Through the 1920s, the school was often on the edge of financial failure, but was of a caliber that prompted Anna Pavlova to call it "the kind of school other schools should follow." Although the mortgage was paid off and the building donated to the school in 1929, financial difficulties inevitably grew during the Great Depression.
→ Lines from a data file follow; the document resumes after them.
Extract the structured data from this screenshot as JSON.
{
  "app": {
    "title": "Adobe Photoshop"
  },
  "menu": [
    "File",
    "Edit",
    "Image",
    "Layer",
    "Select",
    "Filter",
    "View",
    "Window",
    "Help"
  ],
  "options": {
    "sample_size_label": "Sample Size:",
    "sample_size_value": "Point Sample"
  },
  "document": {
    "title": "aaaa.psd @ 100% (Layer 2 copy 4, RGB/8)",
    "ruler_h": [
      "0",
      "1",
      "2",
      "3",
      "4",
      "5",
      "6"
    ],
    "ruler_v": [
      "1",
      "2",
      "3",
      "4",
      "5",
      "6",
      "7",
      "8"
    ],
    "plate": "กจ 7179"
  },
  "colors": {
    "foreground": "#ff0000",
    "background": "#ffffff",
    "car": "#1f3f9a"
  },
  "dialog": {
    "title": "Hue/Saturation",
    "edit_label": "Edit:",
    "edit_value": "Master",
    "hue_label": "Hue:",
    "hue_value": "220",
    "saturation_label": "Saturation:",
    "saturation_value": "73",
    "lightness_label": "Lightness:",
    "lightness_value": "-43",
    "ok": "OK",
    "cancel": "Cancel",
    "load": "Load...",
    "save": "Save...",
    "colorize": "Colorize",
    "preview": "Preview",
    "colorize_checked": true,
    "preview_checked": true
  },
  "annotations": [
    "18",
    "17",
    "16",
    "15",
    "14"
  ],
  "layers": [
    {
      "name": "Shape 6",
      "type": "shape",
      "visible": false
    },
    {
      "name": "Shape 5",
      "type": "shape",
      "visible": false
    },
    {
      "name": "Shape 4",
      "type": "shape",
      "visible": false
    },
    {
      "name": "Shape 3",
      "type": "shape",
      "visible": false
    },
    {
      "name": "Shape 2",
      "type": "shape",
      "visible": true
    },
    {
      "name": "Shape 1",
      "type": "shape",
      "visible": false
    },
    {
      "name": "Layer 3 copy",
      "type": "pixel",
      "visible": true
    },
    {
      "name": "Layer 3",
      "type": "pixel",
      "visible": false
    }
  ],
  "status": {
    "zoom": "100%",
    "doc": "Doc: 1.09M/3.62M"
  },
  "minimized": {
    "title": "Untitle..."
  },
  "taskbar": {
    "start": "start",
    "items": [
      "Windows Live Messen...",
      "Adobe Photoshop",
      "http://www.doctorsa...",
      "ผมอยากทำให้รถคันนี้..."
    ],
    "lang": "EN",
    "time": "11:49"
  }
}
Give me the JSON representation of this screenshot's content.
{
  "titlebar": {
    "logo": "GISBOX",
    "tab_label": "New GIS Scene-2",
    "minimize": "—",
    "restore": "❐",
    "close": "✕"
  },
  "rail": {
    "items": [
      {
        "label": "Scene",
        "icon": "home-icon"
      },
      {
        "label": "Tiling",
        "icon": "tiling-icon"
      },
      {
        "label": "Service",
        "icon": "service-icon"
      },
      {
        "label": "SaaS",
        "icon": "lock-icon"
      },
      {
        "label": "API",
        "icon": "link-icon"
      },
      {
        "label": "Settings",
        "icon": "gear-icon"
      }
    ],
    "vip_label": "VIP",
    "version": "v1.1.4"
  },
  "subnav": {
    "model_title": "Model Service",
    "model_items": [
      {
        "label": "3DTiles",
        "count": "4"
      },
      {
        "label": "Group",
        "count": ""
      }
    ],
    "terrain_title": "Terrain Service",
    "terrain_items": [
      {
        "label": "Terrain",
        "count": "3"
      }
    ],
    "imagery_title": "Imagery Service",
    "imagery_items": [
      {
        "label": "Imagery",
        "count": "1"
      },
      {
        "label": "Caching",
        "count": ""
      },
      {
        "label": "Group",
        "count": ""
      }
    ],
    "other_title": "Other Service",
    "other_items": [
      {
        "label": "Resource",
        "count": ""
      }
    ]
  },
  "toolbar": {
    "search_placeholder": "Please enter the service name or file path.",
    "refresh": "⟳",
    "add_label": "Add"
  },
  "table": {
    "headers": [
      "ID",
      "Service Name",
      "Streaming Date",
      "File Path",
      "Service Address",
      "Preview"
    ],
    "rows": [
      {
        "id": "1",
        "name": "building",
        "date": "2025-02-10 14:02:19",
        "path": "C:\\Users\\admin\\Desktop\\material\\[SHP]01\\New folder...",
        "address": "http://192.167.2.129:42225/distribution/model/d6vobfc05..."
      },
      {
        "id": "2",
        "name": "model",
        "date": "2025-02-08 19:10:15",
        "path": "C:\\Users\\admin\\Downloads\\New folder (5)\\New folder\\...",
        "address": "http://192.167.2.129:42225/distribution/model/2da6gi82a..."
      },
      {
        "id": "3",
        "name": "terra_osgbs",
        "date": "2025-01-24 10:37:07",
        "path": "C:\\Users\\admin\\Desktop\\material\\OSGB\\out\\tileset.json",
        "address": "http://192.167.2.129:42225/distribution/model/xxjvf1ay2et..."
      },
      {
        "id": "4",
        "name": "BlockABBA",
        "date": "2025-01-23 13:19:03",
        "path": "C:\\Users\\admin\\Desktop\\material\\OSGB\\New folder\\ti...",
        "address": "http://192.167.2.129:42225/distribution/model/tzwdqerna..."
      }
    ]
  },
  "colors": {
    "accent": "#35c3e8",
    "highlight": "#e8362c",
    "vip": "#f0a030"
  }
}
Ultimately, convinced that finances would not allow the school to do more than "tread water," Nellie Cornish resigned her position as head of the school in 1939.〔. The reference to "treading water" is on p. 255.〕
While there were difficult years for the school after 1939, in the long run Cornish did much more than "tread water." With support from local arts organizations and a core of dedicated faculty and staff, the school ultimately "reinvented" itself many times, and in 1977 earned full accreditation as a degree granting college from the Northwest Commission on Colleges. That was one year after the establishment of the Theatre Department as the fifth fully fledged academic department. In 1982, the college received a large Title III grant which was instrumental in establishing the Video Art program in the Art department, and in the genesis of the Performance Production Department, which was granted full departmental status with the graduation of its first class in 1986. The BFA in Performance Production added concentrations in Costume, Lighting, Scenic and Sound Design, Stage Management and Technical Direction. Performance Production was established as an independent department so that it would be able to provide support to major productions of the Theatre, Dance and Music departments and provide its students with experience in all three. Recognizing the vital importance of liberal arts studies as a part of the education of an artist, Cornish established its seventh department, Humanities and Sciences, some years later. Humanities and Sciences had been an important part of the Cornish education even before the accreditation process of the '70s, but the important step of granting department status reaffirmed the commitment to "whole person" education.
''Miss Aunt Nellie: The Autobiography of Nellie C. Cornish'', was published by the University of Washington Press in 1964, with the assistance of funds from the Cornish School Alumnae Association.